В новых кортесах, которые начали свою работу 17 ноября 1967 года, третья часть депутатов была избрана главами семейств. Это не означало особой либерализации: все депутаты были членами Фаланги, а примерно половину из них составляли высокие сотрудники госаппарата. Во всяком случае, как отметил Франко в разговоре с одним из своих министров, кортесы не обладали самостоятельностью. Только каудильо мог санкционировать принятие законов75. За день до открытия работы кортесов Франко сказал Пакону, что не воспользуется этим случаем для объявления о перестановках в правительстве. Стараясь умалить значимость назначения Карреро на пост вице-председателя правительства, каудильо заявил, что «конституция», по которой в случае его смерти будет назначен премьер-министр, делает это необходимым, но, к счастью, в этом нет нужды76. В своей речи на открытии кортесов он с издевкой отозвался о тех, кто желает возврата к либеральной демократии. В речи содержались намеки на возможность послаблений (apertura), но каудильо подчеркнул, что если и так, то в весьма узких границах77.

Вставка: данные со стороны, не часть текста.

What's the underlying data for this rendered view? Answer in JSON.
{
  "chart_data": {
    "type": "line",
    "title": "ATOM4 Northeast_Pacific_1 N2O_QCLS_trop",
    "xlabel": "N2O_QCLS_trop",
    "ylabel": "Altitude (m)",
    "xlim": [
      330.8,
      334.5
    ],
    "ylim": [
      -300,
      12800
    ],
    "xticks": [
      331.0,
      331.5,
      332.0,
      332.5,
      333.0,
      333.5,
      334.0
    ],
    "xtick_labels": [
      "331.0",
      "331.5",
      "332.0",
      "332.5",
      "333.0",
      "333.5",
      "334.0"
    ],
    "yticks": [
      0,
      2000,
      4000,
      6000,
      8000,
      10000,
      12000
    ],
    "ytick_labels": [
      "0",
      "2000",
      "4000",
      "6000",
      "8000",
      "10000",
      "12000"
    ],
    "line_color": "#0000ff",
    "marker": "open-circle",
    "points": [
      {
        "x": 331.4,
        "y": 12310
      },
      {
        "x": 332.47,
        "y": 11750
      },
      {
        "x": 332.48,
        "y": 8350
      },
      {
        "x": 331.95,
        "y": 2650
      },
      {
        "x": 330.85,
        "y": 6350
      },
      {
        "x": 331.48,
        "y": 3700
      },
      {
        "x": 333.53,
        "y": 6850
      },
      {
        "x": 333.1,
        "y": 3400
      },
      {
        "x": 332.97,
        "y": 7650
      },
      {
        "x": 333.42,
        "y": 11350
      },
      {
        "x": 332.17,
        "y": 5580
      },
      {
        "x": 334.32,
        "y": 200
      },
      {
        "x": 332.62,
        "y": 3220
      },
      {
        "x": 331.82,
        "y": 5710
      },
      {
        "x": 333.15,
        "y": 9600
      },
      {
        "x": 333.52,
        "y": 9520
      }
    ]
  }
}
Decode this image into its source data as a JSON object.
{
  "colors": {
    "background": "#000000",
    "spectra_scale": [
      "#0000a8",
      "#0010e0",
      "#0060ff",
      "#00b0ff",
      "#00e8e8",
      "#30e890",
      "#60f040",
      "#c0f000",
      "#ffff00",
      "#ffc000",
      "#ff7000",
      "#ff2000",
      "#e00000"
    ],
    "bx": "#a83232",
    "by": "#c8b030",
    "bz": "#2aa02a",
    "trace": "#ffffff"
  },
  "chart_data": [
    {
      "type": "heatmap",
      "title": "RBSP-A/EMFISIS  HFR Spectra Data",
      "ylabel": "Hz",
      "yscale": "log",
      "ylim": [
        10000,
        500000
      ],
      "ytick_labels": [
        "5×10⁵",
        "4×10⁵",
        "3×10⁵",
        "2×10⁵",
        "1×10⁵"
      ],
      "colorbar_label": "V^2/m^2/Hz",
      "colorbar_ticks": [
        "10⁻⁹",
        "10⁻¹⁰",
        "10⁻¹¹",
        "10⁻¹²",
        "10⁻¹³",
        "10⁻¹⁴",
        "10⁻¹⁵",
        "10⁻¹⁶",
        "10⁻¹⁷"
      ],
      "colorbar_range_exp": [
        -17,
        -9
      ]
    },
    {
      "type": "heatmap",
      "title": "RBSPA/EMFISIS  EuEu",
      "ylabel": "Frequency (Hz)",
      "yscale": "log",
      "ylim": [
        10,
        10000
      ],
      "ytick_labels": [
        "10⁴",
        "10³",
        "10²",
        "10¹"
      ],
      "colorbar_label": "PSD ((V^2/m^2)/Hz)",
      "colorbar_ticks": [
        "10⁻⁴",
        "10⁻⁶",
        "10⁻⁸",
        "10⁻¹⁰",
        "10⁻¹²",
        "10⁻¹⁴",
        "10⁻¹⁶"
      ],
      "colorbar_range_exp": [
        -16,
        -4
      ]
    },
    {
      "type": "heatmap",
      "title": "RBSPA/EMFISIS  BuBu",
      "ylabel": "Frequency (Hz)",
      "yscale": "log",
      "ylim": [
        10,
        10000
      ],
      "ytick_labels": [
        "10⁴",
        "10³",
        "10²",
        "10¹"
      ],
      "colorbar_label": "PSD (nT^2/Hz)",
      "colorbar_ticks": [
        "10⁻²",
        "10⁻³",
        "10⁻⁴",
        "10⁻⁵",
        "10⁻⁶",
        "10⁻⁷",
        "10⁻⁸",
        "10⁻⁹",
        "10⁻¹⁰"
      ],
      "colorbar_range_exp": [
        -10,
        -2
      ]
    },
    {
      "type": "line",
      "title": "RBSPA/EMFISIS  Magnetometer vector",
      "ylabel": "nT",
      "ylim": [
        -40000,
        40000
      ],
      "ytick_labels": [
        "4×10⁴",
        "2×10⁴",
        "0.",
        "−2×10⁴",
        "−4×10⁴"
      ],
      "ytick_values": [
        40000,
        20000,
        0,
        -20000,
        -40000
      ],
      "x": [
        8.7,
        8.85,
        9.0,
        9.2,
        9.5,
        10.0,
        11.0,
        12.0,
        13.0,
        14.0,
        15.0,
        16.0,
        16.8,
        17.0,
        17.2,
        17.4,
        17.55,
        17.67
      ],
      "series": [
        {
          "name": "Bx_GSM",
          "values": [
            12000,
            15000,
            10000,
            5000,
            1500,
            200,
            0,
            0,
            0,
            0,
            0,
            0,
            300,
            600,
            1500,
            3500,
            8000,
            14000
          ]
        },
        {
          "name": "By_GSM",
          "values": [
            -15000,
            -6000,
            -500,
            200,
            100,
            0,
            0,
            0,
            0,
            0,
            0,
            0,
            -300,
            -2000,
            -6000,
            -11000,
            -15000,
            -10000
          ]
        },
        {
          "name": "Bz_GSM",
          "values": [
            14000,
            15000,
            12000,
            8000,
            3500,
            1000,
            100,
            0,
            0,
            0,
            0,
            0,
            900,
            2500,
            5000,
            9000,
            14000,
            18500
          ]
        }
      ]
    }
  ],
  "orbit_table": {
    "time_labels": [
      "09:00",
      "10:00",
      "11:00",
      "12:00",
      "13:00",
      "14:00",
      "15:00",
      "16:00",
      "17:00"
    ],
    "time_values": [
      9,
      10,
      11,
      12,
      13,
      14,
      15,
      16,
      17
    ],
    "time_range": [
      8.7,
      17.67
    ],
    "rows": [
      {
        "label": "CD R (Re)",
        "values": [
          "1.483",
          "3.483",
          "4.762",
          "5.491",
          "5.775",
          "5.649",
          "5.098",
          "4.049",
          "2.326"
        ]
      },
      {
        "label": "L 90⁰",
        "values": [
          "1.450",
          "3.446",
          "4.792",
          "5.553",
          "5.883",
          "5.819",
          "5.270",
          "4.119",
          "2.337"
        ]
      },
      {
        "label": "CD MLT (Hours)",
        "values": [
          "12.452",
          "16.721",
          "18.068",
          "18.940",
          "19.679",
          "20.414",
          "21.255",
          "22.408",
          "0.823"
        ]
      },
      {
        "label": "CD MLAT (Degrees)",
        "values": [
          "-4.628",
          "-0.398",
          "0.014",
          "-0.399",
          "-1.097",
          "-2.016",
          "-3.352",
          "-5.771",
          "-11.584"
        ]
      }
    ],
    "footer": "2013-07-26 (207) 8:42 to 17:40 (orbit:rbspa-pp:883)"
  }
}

В день семидесятипятилетия Франко сказал кузену, что чувствует себя крепким, но не надеется дожить до девяноста лет78. Его политические инстинкты приобретали склеротический характер. Возмущенный в начале 1968 года беспорядками в университетах, Франко твердо решил, что это дело рук зарубежных агитаторов, а радикальных священников назвал замаскировавшимися коммунистами79. Его обрадовало, что генерал, командующий Барселонским военным округом, силой подавил выступления левых и либеральных священнослужителей и студентов университетов8?.
О монархической газете «А-бэ-сэ» он говорил как о «враге». Его решимость не допустить прихода на трон дона Хуана базировалась не столько на неприятии нынешних взглядов претендента, сколько на тлеющем недовольстве его Лозаннским манифестом 1945 года. Отношение Франко к дону Хуану и сомнения в вопросе о монархическом наследовании обрушились в связи с празднованием 30 января 1968 года рождения Фелипе, сына Хуана Карлоса. На крестины из Ниццы прилетела королева Виктория-Евгения, вдова Альфонса XIII, мать дона Хуана и бабушка Хуана Карлоса. Франко отказался встретить ее в аэропорту Барахас. «Вы должны понять, ваше высочество, —объяснял он Хуану Карлосу, — что я не могу компрометировать государство, появившись там». На это Хуан Карлос сухо возразил ему, что в Органическом законе государства он связал будущее государства с монархией. Каудильо отказался принять дона Хуана. Франко рассердило, что несколько министров — Кастиэлья, Эспиноса Сан-Мартин и Лора Тамайо — поехали в аэропорт, не спросив у него разрешения. Он удержал от этого Алонсо Вегу. Один лишь Антонио Мариа Ориоль, министр финансов, на которого были возложены официальные обязанности по поддержанию отношений с королевским семейством, отправился в аэропорт с благословения каудильо. На церемонии крещения маленького Фелипе, где присутствовали дон Хуан и принц Хуан Карлос, Виктория-Евгения, улучив момент, сказала каудильо: «Что ж, Франко, перед вами три Бурбона. Решайте». Тот промолчал81.